That's a great project.  In all the years that I have been cutting wood, I never bothered with felling wedges but there were times when I wish that I had them. There are a lot of things that can be molded with a simple open mold.  Aside from PP, HDPE, and possibly PS are material candidates.  I have been saving PS scrap from discarded equipment for years now, awaiting some project.  Certainly a better use that going to landfill.

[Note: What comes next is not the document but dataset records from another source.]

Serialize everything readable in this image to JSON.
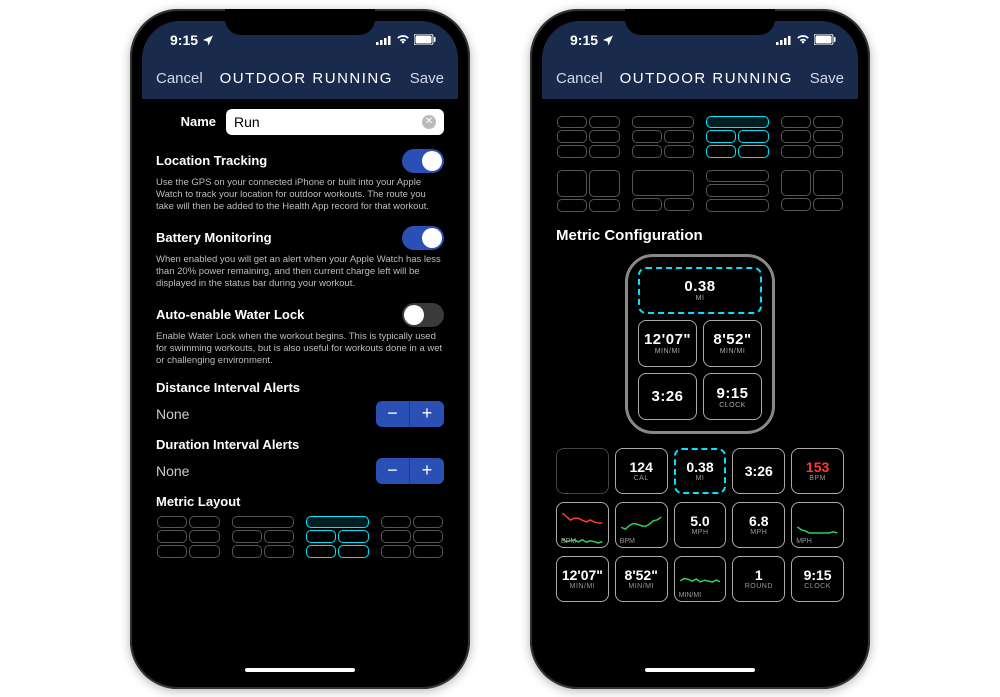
{
  "status": {
    "time": "9:15",
    "signal": 4
  },
  "nav": {
    "cancel": "Cancel",
    "title": "OUTDOOR RUNNING",
    "save": "Save"
  },
  "name": {
    "label": "Name",
    "value": "Run"
  },
  "settings": {
    "location": {
      "title": "Location Tracking",
      "desc": "Use the GPS on your connected iPhone or built into your Apple Watch to track your location for outdoor workouts. The route you take will then be added to the Health App record for that workout.",
      "on": true
    },
    "battery": {
      "title": "Battery Monitoring",
      "desc": "When enabled you will get an alert when your Apple Watch has less than 20% power remaining, and then current charge left will be displayed in the status bar during your workout.",
      "on": true
    },
    "waterlock": {
      "title": "Auto-enable Water Lock",
      "desc": "Enable Water Lock when the workout begins. This is typically used for swimming workouts, but is also useful for workouts done in a wet or challenging environment.",
      "on": false
    }
  },
  "intervals": {
    "distance": {
      "title": "Distance Interval Alerts",
      "value": "None"
    },
    "duration": {
      "title": "Duration Interval Alerts",
      "value": "None"
    }
  },
  "metric_layout_title": "Metric Layout",
  "metric_config_title": "Metric Configuration",
  "watch": {
    "top": {
      "v": "0.38",
      "u": "MI"
    },
    "a": {
      "v": "12'07\"",
      "u": "MIN/MI"
    },
    "b": {
      "v": "8'52\"",
      "u": "MIN/MI"
    },
    "c": {
      "v": "3:26",
      "u": ""
    },
    "d": {
      "v": "9:15",
      "u": "CLOCK"
    }
  },
  "row1": [
    {
      "v": "",
      "u": "",
      "cls": "empty"
    },
    {
      "v": "124",
      "u": "CAL"
    },
    {
      "v": "0.38",
      "u": "MI",
      "cls": "dash"
    },
    {
      "v": "3:26",
      "u": ""
    },
    {
      "v": "153",
      "u": "BPM",
      "cls": "red"
    }
  ],
  "row2": [
    {
      "spark": "rg",
      "u": "BPM"
    },
    {
      "spark": "g",
      "u": "BPM"
    },
    {
      "v": "5.0",
      "u": "MPH"
    },
    {
      "v": "6.8",
      "u": "MPH"
    },
    {
      "spark": "g",
      "u": "MPH"
    }
  ],
  "row3": [
    {
      "v": "12'07\"",
      "u": "MIN/MI"
    },
    {
      "v": "8'52\"",
      "u": "MIN/MI"
    },
    {
      "spark": "g",
      "u": "MIN/MI"
    },
    {
      "v": "1",
      "u": "ROUND"
    },
    {
      "v": "9:15",
      "u": "CLOCK"
    }
  ]
}
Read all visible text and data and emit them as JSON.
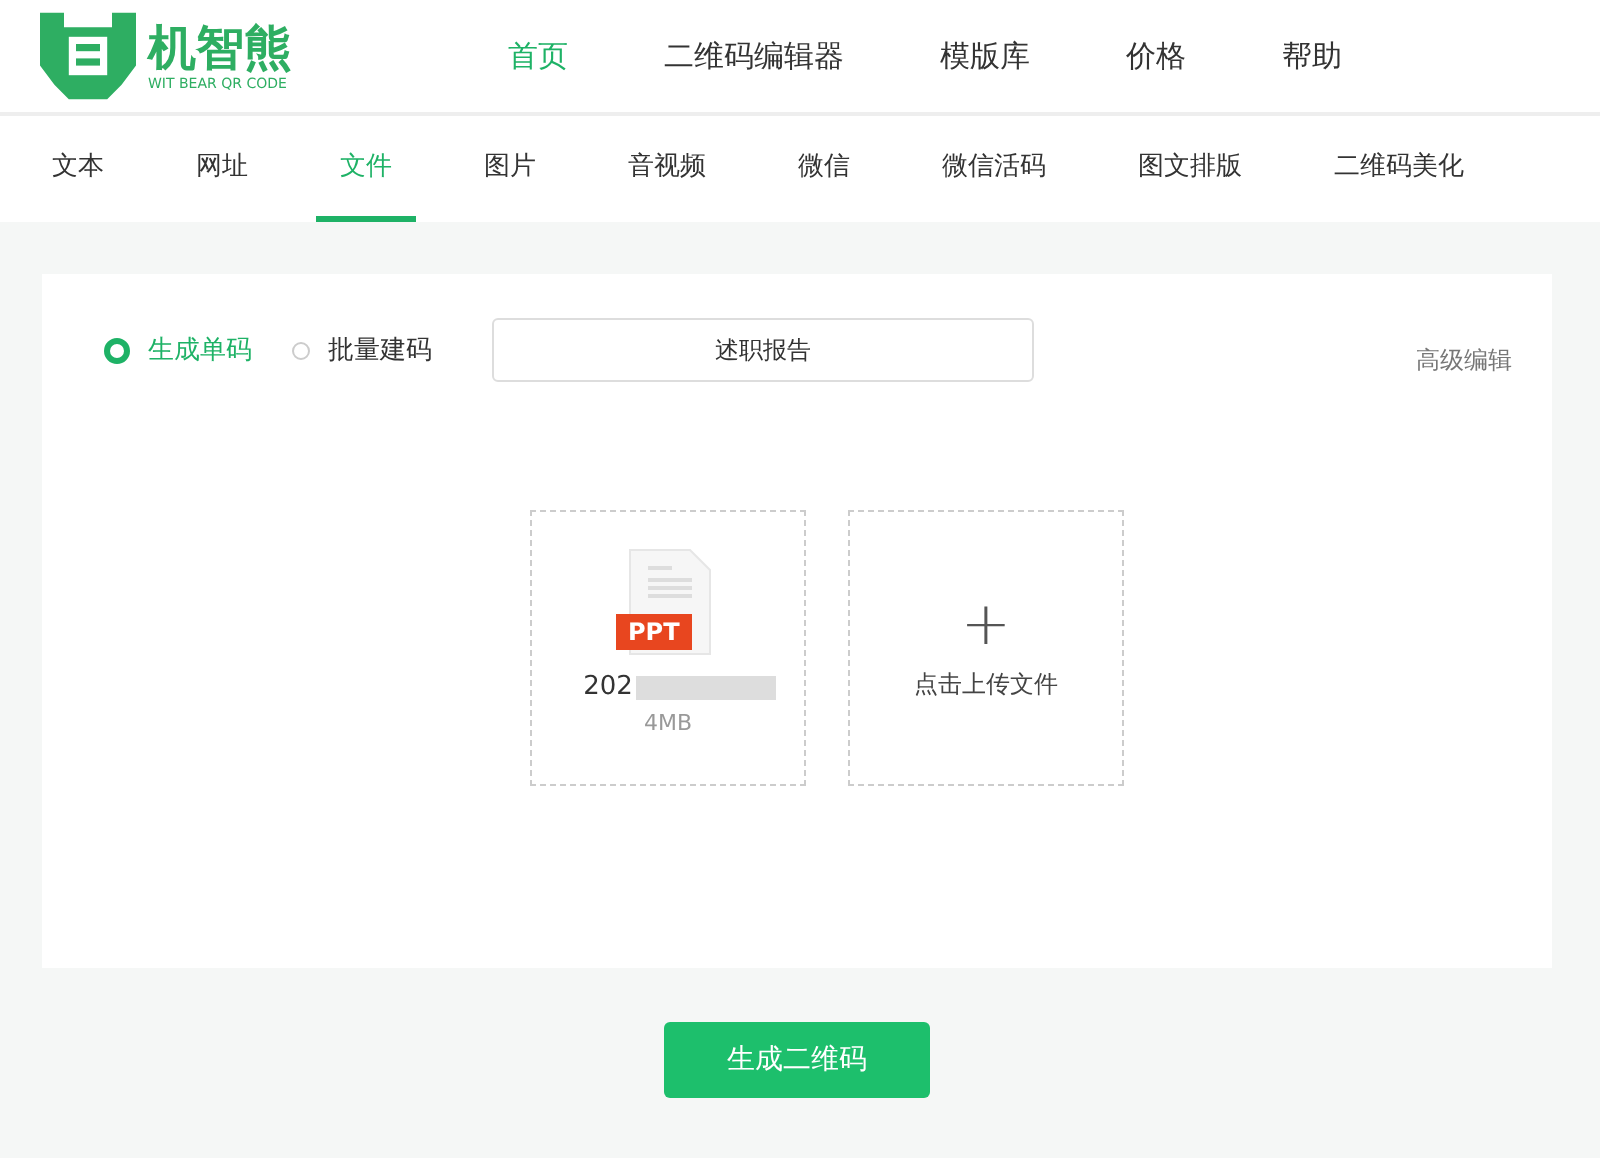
{
  "logo": {
    "name": "机智熊",
    "tagline": "WIT BEAR QR CODE"
  },
  "nav": [
    {
      "label": "首页",
      "selected": true
    },
    {
      "label": "二维码编辑器",
      "selected": false
    },
    {
      "label": "模版库",
      "selected": false
    },
    {
      "label": "价格",
      "selected": false
    },
    {
      "label": "帮助",
      "selected": false
    }
  ],
  "tabs": [
    {
      "label": "文本",
      "selected": false
    },
    {
      "label": "网址",
      "selected": false
    },
    {
      "label": "文件",
      "selected": true
    },
    {
      "label": "图片",
      "selected": false
    },
    {
      "label": "音视频",
      "selected": false
    },
    {
      "label": "微信",
      "selected": false
    },
    {
      "label": "微信活码",
      "selected": false
    },
    {
      "label": "图文排版",
      "selected": false
    },
    {
      "label": "二维码美化",
      "selected": false
    }
  ],
  "modes": [
    {
      "label": "生成单码",
      "selected": true
    },
    {
      "label": "批量建码",
      "selected": false
    }
  ],
  "title_field": {
    "value": "述职报告"
  },
  "advanced_link": "高级编辑",
  "file": {
    "badge": "PPT",
    "name": "202",
    "size": "4MB"
  },
  "upload": {
    "icon": "+",
    "label": "点击上传文件"
  },
  "generate_button": "生成二维码"
}
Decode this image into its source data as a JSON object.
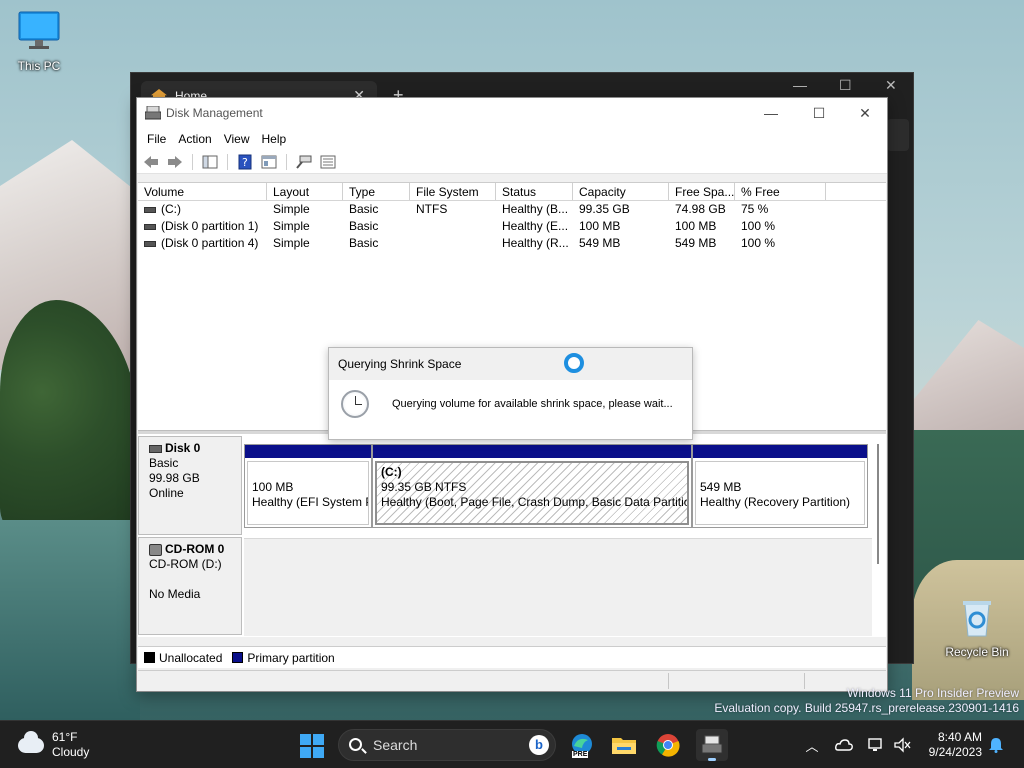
{
  "desktop": {
    "this_pc_label": "This PC",
    "recycle_bin_label": "Recycle Bin"
  },
  "background_window": {
    "tab_label": "Home",
    "new_tab": "+",
    "tab_close": "✕",
    "min": "—",
    "max": "☐",
    "close": "✕"
  },
  "disk_management": {
    "title": "Disk Management",
    "minimize": "—",
    "maximize": "☐",
    "close": "✕",
    "menu": [
      "File",
      "Action",
      "View",
      "Help"
    ],
    "columns": [
      "Volume",
      "Layout",
      "Type",
      "File System",
      "Status",
      "Capacity",
      "Free Spa...",
      "% Free"
    ],
    "volumes": [
      [
        "(C:)",
        "Simple",
        "Basic",
        "NTFS",
        "Healthy (B...",
        "99.35 GB",
        "74.98 GB",
        "75 %"
      ],
      [
        "(Disk 0 partition 1)",
        "Simple",
        "Basic",
        "",
        "Healthy (E...",
        "100 MB",
        "100 MB",
        "100 %"
      ],
      [
        "(Disk 0 partition 4)",
        "Simple",
        "Basic",
        "",
        "Healthy (R...",
        "549 MB",
        "549 MB",
        "100 %"
      ]
    ],
    "disk0": {
      "name": "Disk 0",
      "type": "Basic",
      "size": "99.98 GB",
      "state": "Online",
      "partitions": [
        {
          "label": "",
          "size": "100 MB",
          "status": "Healthy (EFI System P"
        },
        {
          "label": "(C:)",
          "size": "99.35 GB NTFS",
          "status": "Healthy (Boot, Page File, Crash Dump, Basic Data Partition)"
        },
        {
          "label": "",
          "size": "549 MB",
          "status": "Healthy (Recovery Partition)"
        }
      ]
    },
    "cdrom0": {
      "name": "CD-ROM 0",
      "drive": "CD-ROM (D:)",
      "media": "No Media"
    },
    "legend": {
      "unallocated": "Unallocated",
      "primary": "Primary partition",
      "unallocated_color": "#000000",
      "primary_color": "#0a0f8a"
    }
  },
  "dialog": {
    "title": "Querying Shrink Space",
    "message": "Querying volume for available shrink space, please wait..."
  },
  "watermark": {
    "line1": "Windows 11 Pro Insider Preview",
    "line2": "Evaluation copy. Build 25947.rs_prerelease.230901-1416"
  },
  "taskbar": {
    "temperature": "61°F",
    "condition": "Cloudy",
    "search_placeholder": "Search",
    "bing_glyph": "b",
    "time": "8:40 AM",
    "date": "9/24/2023",
    "chevron": "︿",
    "pre_badge": "PRE"
  }
}
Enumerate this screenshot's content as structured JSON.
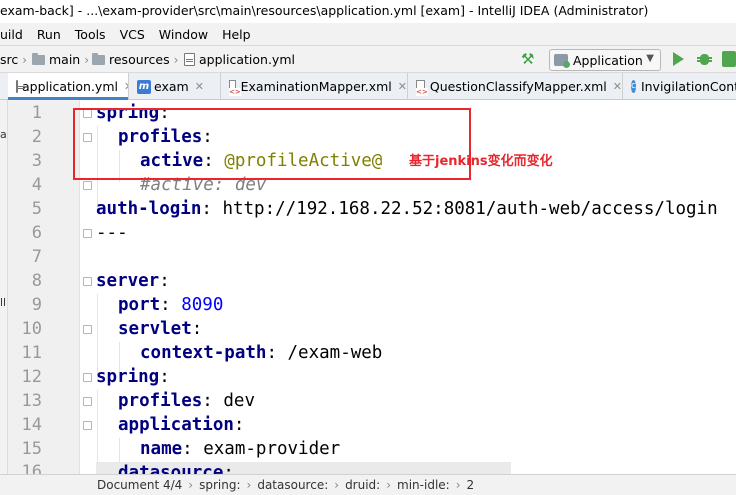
{
  "window": {
    "title": "exam-back] - ...\\exam-provider\\src\\main\\resources\\application.yml [exam] - IntelliJ IDEA (Administrator)"
  },
  "menu": [
    "Build",
    "Run",
    "Tools",
    "VCS",
    "Window",
    "Help"
  ],
  "menu_display": [
    "uild",
    "Run",
    "Tools",
    "VCS",
    "Window",
    "Help"
  ],
  "nav": {
    "crumbs": [
      "src",
      "main",
      "resources",
      "application.yml"
    ],
    "run_config": "Application"
  },
  "tabs": [
    {
      "label": "application.yml",
      "active": true
    },
    {
      "label": "exam",
      "active": false
    },
    {
      "label": "ExaminationMapper.xml",
      "active": false
    },
    {
      "label": "QuestionClassifyMapper.xml",
      "active": false
    },
    {
      "label": "InvigilationCont",
      "active": false
    }
  ],
  "left_strip_labels": [
    "a",
    "ll"
  ],
  "editor": {
    "lines": [
      {
        "n": "1",
        "key": "spring",
        "value": ""
      },
      {
        "n": "2",
        "key": "profiles",
        "value": ""
      },
      {
        "n": "3",
        "key": "active",
        "value": "@profileActive@"
      },
      {
        "n": "4",
        "comment": "#active: dev"
      },
      {
        "n": "5",
        "key": "auth-login",
        "value": "http://192.168.22.52:8081/auth-web/access/login"
      },
      {
        "n": "6",
        "text": "---"
      },
      {
        "n": "7",
        "text": ""
      },
      {
        "n": "8",
        "key": "server",
        "value": ""
      },
      {
        "n": "9",
        "key": "port",
        "value": "8090"
      },
      {
        "n": "10",
        "key": "servlet",
        "value": ""
      },
      {
        "n": "11",
        "key": "context-path",
        "value": "/exam-web"
      },
      {
        "n": "12",
        "key": "spring",
        "value": ""
      },
      {
        "n": "13",
        "key": "profiles",
        "value": "dev"
      },
      {
        "n": "14",
        "key": "application",
        "value": ""
      },
      {
        "n": "15",
        "key": "name",
        "value": "exam-provider"
      },
      {
        "n": "16",
        "key": "datasource",
        "value": ""
      }
    ],
    "annotation": "基于jenkins变化而变化"
  },
  "status_breadcrumb": [
    "Document 4/4",
    "spring:",
    "datasource:",
    "druid:",
    "min-idle:",
    "2"
  ]
}
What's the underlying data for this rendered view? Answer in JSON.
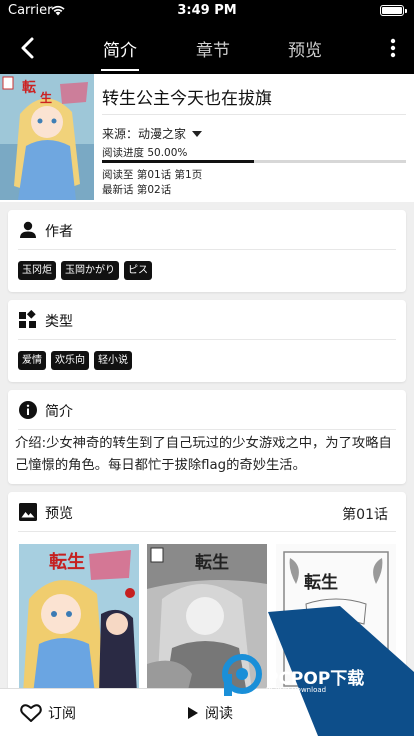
{
  "status_bar": {
    "carrier": "Carrier",
    "time": "3:49 PM"
  },
  "nav": {
    "tabs": [
      {
        "label": "简介",
        "active": true
      },
      {
        "label": "章节",
        "active": false
      },
      {
        "label": "预览",
        "active": false
      }
    ]
  },
  "comic": {
    "title": "转生公主今天也在拔旗",
    "source_label": "来源：动漫之家",
    "progress_label": "阅读进度 50.00%",
    "progress_fraction": 0.5,
    "read_at": "阅读至 第01话 第1页",
    "latest": "最新话 第02话"
  },
  "author_card": {
    "heading": "作者",
    "tags": [
      "玉冈炬",
      "玉岡かがり",
      "ピス"
    ]
  },
  "genre_card": {
    "heading": "类型",
    "tags": [
      "爱情",
      "欢乐向",
      "轻小说"
    ]
  },
  "summary_card": {
    "heading": "简介",
    "text": "介绍:少女神奇的转生到了自己玩过的少女游戏之中，为了攻略自己憧憬的角色。每日都忙于拔除flag的奇妙生活。"
  },
  "preview_card": {
    "heading": "预览",
    "chapter": "第01话"
  },
  "bottom_bar": {
    "subscribe": "订阅",
    "read": "阅读"
  },
  "watermark": {
    "text": "PCPOP下载",
    "sub": "PCPOP Download"
  },
  "colors": {
    "bar": "#000000",
    "accent": "#111111",
    "watermark_blue": "#0d4e8a"
  }
}
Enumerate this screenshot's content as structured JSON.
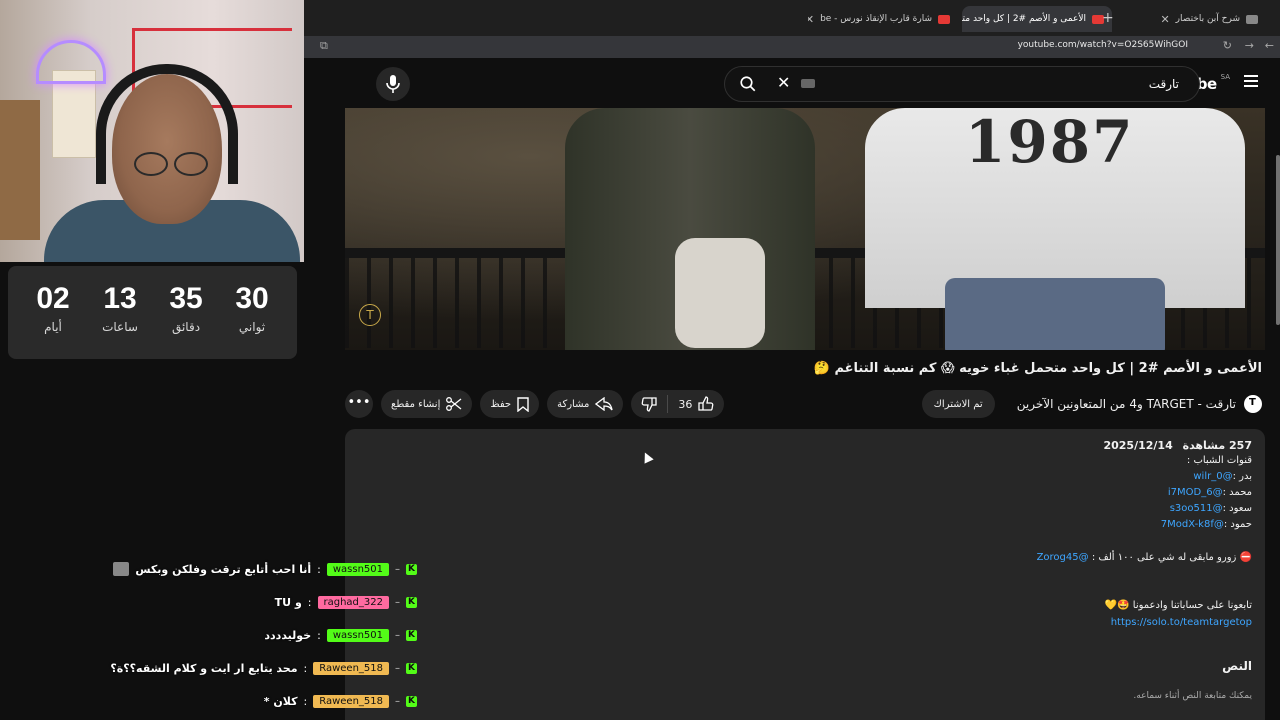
{
  "browser": {
    "tabs": [
      {
        "title": "شرح آبن باختصار",
        "active": false
      },
      {
        "title": "الأعمى و الأصم #2 | كل واحد متـ",
        "active": true
      },
      {
        "title": "شارة قارب الإنقاذ نورس - be",
        "active": false
      }
    ],
    "url": "youtube.com/watch?v=O2S65WihGOI"
  },
  "youtube": {
    "logo_text": "YouTube",
    "country": "SA",
    "search_query": "تارقت"
  },
  "video": {
    "jersey_text": "1987",
    "watermark": "T",
    "title": "الأعمى و الأصم #2 | كل واحد متحمل غباء خويه 😱 كم نسبة التناغم 🤔",
    "channel": "تارقت - TARGET و4 من المتعاونين الآخرين",
    "subscribe_label": "تم الاشتراك",
    "like_count": "36",
    "share_label": "مشاركة",
    "save_label": "حفظ",
    "clip_label": "إنشاء مقطع",
    "more_label": "•••"
  },
  "description": {
    "views": "257 مشاهدة",
    "date": "2025/12/14",
    "lines": [
      {
        "prefix": "قنوات الشباب :",
        "link": ""
      },
      {
        "prefix": "بدر :",
        "link": "@wilr_0"
      },
      {
        "prefix": "محمد :",
        "link": "@i7MOD_6"
      },
      {
        "prefix": "سعود :",
        "link": "@s3oo511"
      },
      {
        "prefix": "حمود :",
        "link": "@7ModX-k8f"
      }
    ],
    "zorog_line": "⛔ زورو مابقى له شي على ١٠٠ ألف :",
    "zorog_link": "@Zorog45",
    "follow_line": "تابعونا على حساباتنا وادعمونا 🤩💛",
    "follow_link": "https://solo.to/teamtargetop",
    "transcript_title": "النص",
    "transcript_sub": "يمكنك متابعة النص أثناء سماعه."
  },
  "countdown": [
    {
      "value": "02",
      "label": "أيام"
    },
    {
      "value": "13",
      "label": "ساعات"
    },
    {
      "value": "35",
      "label": "دقائق"
    },
    {
      "value": "30",
      "label": "ثواني"
    }
  ],
  "chat": [
    {
      "user": "wassn501",
      "color": "#53fc18",
      "text": "أنا احب أتابع ترقت وفلكن وبكس",
      "emote": true
    },
    {
      "user": "raghad_322",
      "color": "#ff6aa0",
      "text": "و TU",
      "emote": false
    },
    {
      "user": "wassn501",
      "color": "#53fc18",
      "text": "خوليدددد",
      "emote": false
    },
    {
      "user": "Raween_518",
      "color": "#f0b952",
      "text": "محد يتابع ار ايت و كلام الشقه؟؟ة؟",
      "emote": false
    },
    {
      "user": "Raween_518",
      "color": "#f0b952",
      "text": "كلان *",
      "emote": false
    }
  ]
}
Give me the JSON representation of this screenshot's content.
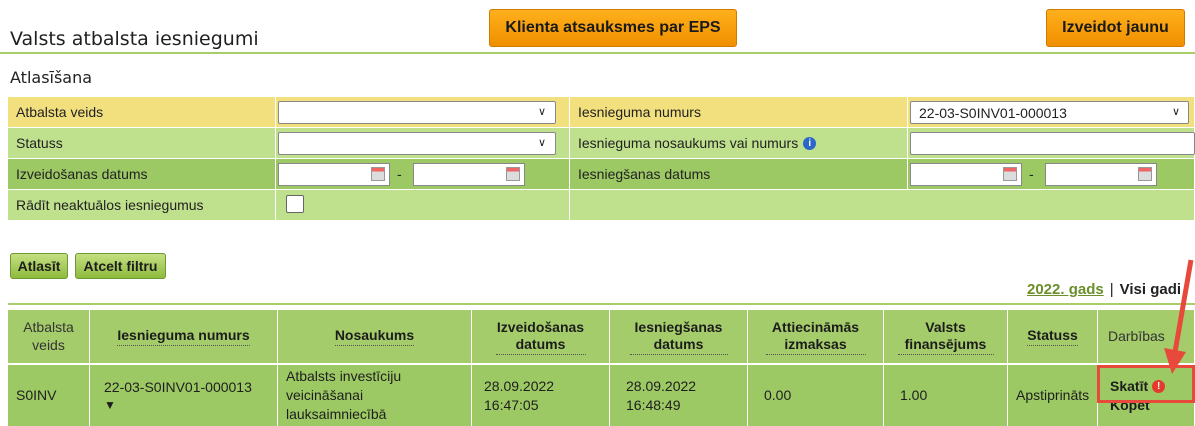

In a former business that I was part of, we made molded polypropylene components for a product we sold.  We only used virgin material so any scrap was just disposed of.  Another company that I worked for made slabs of epoxy composite material for calibrating therapeutic x-ray machines and had some rather stringent requirements on thickness, flatness, and uniformity, etc.  This resulted in a fairly high percentage of scrap that was just binned.  It would be a nice candidate for this project except for the fact that it contains powdered limestone which plays havoc with HSS cutting tools.  Had I a set of carbide drills, that would have been my choice of materials.  But then, I would have to make another index for them.  

Another possible material candidate is ubiquitous Bondo.  A fairly simple process to make a slug of it for a project and cheaper than epoxy.  Polester resin used in fiberglassing would be another possibility.  Additives like wood flour of grinding dust could modify the mechanical properties.  Both are considerably less expensive than epoxy resin.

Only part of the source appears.